Wird die Schweiz noch demokratischer?

01.05.2013

Ein Schweizer Weg zur Dreigliederung

Die Abstimmung am 9. Juni 2013 über die Volkswahl des Bundesrates ist ein Schritt, die sehr demokratische Schweiz noch demokratischer zu machen. Dahinter könnte das Ziel der Dreigliederung nach Gleichheit im Rechtsleben gesehen werden. Für eine genaue Betrachtung kann bei dieser zur Abstimmung stehenden Initiative aber nur von einer Kompromisslösung die Rede sein.
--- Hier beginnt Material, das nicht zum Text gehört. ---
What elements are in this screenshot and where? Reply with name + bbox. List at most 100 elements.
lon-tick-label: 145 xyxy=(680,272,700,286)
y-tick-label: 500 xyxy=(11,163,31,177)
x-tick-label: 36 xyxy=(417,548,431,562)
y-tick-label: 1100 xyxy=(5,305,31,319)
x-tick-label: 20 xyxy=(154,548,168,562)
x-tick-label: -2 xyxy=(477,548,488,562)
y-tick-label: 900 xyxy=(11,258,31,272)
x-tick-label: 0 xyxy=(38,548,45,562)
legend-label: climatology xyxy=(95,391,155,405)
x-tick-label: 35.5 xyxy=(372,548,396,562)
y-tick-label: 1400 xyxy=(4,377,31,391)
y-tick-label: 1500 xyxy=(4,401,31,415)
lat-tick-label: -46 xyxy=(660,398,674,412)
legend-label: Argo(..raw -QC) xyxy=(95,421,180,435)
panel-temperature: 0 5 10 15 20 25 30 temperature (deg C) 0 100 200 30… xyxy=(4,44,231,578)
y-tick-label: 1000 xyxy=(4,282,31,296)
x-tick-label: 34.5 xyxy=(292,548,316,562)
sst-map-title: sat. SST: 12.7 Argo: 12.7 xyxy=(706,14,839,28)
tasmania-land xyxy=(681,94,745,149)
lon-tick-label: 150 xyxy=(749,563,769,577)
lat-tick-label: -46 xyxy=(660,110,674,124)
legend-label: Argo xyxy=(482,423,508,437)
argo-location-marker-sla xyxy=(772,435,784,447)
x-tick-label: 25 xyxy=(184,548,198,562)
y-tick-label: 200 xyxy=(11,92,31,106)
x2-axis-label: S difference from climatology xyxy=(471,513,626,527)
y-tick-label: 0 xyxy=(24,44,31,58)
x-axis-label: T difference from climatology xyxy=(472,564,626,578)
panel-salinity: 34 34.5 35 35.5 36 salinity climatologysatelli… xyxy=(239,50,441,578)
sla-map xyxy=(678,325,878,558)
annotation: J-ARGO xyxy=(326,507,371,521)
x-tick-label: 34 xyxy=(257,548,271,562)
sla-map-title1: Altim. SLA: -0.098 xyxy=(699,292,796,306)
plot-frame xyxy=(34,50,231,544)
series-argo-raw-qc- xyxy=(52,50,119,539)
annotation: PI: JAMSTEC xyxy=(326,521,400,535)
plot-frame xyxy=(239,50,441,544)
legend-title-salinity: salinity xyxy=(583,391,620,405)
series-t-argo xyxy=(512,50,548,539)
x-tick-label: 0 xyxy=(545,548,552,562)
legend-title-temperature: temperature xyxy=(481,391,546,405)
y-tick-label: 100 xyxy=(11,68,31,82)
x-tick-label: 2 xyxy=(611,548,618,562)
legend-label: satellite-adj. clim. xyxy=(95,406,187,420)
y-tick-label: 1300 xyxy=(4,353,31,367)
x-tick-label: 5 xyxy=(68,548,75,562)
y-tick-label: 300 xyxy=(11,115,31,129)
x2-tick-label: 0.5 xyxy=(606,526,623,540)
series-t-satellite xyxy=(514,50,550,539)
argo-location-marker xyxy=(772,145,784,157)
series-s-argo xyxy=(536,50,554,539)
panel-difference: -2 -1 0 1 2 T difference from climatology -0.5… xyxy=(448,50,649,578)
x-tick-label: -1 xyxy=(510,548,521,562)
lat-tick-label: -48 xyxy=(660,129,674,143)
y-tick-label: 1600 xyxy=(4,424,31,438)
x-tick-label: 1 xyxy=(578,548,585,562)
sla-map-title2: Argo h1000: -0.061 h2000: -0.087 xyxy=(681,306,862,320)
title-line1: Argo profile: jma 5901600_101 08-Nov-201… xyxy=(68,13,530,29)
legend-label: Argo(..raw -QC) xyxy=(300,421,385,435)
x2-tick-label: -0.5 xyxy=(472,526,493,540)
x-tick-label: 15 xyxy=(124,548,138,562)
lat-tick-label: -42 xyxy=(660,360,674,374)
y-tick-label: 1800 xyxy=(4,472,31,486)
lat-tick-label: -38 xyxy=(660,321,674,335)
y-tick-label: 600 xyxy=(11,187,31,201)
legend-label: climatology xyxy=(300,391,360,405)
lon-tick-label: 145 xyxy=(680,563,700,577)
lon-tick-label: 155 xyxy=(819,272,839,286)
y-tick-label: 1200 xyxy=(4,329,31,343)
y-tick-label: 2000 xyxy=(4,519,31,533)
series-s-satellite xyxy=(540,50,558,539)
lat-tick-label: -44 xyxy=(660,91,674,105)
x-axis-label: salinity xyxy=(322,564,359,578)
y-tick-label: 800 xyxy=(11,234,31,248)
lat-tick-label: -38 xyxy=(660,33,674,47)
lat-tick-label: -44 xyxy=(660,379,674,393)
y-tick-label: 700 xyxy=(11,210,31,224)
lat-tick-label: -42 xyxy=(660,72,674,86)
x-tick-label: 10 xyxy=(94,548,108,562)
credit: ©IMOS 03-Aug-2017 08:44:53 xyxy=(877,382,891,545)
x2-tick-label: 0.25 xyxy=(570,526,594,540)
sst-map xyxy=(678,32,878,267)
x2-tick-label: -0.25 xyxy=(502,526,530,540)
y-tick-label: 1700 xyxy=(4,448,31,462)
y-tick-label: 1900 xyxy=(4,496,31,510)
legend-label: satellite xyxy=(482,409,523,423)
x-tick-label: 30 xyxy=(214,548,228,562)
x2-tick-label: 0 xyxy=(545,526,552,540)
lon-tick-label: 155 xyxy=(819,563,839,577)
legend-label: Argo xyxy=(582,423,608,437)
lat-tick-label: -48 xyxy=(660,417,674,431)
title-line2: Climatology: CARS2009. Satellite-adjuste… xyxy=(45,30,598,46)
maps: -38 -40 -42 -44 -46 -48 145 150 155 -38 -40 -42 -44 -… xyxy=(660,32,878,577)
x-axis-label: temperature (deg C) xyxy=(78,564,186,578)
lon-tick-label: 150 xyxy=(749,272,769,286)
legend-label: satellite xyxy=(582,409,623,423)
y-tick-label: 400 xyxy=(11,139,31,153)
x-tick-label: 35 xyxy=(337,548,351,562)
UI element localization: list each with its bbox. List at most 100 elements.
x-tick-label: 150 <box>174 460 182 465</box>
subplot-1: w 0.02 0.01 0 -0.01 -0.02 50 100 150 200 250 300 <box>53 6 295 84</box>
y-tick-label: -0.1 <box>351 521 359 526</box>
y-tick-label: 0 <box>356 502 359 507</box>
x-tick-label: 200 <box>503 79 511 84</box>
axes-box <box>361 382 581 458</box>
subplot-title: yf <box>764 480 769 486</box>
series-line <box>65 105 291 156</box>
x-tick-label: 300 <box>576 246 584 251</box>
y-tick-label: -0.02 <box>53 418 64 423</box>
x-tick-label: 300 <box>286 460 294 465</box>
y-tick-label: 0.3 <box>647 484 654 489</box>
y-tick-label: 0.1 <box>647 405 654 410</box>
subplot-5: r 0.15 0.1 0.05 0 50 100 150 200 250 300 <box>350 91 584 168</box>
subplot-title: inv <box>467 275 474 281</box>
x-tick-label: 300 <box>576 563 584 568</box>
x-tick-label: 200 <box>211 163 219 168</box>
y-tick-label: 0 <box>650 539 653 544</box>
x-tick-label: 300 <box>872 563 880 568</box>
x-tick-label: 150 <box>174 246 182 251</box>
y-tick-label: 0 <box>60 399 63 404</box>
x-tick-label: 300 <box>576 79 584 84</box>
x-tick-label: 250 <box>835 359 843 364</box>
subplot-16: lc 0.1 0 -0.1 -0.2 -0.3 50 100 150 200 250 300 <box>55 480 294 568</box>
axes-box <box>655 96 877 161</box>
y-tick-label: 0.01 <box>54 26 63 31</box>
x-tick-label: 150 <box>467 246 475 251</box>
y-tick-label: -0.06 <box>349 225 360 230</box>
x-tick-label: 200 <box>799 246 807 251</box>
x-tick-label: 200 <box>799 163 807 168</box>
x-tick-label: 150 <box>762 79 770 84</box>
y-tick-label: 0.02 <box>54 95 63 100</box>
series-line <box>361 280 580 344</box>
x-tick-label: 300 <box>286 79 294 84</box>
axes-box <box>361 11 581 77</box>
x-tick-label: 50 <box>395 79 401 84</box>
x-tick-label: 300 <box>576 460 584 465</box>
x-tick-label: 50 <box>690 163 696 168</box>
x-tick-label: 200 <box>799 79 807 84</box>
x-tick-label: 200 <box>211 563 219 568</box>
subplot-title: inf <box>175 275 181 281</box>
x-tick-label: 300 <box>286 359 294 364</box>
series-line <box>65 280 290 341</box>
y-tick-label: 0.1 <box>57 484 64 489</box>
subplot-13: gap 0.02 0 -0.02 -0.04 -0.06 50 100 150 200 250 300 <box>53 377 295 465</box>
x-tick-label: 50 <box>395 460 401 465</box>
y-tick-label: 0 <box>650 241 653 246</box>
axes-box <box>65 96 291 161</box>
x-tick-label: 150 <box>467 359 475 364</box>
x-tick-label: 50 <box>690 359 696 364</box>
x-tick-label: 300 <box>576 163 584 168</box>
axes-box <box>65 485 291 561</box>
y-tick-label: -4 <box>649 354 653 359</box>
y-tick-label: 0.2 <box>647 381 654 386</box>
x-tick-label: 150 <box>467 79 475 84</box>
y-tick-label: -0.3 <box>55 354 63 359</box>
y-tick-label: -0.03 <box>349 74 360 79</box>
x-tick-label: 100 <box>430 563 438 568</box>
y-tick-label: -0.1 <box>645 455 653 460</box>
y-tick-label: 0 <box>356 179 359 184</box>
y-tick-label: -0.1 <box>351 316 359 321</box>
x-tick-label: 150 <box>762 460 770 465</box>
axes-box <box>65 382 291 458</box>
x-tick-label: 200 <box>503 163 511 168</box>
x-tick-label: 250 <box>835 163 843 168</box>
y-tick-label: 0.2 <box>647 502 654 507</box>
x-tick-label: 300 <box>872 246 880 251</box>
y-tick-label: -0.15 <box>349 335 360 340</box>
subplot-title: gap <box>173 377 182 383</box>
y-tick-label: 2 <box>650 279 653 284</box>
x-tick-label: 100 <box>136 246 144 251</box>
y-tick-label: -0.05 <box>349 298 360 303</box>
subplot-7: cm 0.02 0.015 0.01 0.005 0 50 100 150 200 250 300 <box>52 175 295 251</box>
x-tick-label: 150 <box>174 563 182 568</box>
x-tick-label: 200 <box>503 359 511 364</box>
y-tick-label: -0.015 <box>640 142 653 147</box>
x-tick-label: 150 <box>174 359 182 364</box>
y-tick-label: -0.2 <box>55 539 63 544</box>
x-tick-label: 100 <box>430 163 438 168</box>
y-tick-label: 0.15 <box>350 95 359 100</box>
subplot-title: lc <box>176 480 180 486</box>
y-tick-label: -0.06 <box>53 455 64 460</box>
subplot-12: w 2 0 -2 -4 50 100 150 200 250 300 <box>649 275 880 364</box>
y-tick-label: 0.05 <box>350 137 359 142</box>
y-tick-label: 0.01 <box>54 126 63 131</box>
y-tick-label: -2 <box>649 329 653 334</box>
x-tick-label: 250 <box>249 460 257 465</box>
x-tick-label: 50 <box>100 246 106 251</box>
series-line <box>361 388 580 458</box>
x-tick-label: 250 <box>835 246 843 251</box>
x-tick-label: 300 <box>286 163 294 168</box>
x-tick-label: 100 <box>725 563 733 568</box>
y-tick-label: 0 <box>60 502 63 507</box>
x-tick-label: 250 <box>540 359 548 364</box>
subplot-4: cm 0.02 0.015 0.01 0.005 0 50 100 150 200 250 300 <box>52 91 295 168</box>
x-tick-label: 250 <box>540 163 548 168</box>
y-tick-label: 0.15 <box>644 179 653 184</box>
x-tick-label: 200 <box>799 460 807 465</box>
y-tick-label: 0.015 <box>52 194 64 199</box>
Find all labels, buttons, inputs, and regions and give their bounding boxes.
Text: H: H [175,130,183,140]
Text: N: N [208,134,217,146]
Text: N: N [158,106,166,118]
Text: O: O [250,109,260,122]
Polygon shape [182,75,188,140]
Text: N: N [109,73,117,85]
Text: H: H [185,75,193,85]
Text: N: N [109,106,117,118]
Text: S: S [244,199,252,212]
In der Dreigliederung findet man die Forderung nach Gleichheit im Rechtsleben. Dazu gehört auch, dass Politiker demokratisch gewählt werden. Ebenso demokratisch stimmt das Volk über die Gesetze ab, welche der Politiker ausarbeitet.
Die Gleichheit im Rechtsleben unterscheidet sich vom Prinzip der Freiheit im Geistesleben. Es gibt aber auch so etwas wie Geistesarbeiter im Rechtsleben. Das sind die Politiker. Sie sind intellektuelle tätig, indem sie Gesetze entwerfen. Ein Kennzeichen des Geisteslebens ist es, dass jeder selbst bestimmt, mit wem er welche Art von Beziehung eingeht. Das ist das Prinzip der Freiheit. Nun gilt etwas Ähnliches auch für den Geistesarbeiter in der Politik. Die Politiker werden zwar alle demokratisch gewählt, was keine individuelle, sondern eine Mehrheitswahl darstellt. Auch das Verhältnis der Politiker untereinander ist nicht ein selbstbestimmtes. Ihre Zusammenarbeit ist durch ihre Wahl durch das Volk geprägt. Etwas Anderes ist es aber bei dem Verhältnis eines Politikers zu dem, der seine Gesetze umsetzt. Das kann beispielsweise jemand sein, der eine Einrichtung für Invalide realisiert. Diese Person wird nicht vom Volk gewählt, sondern vom Politiker eingesetzt, der das Volk davon überzeugen konnte, dass es eine solche Einrichtung braucht. Das Verhältnis zwischen Politiker und Umsetzendem entspricht dem zweier Geistesarbeitern. Es ist geprägt von einem gemeinsamen Denken.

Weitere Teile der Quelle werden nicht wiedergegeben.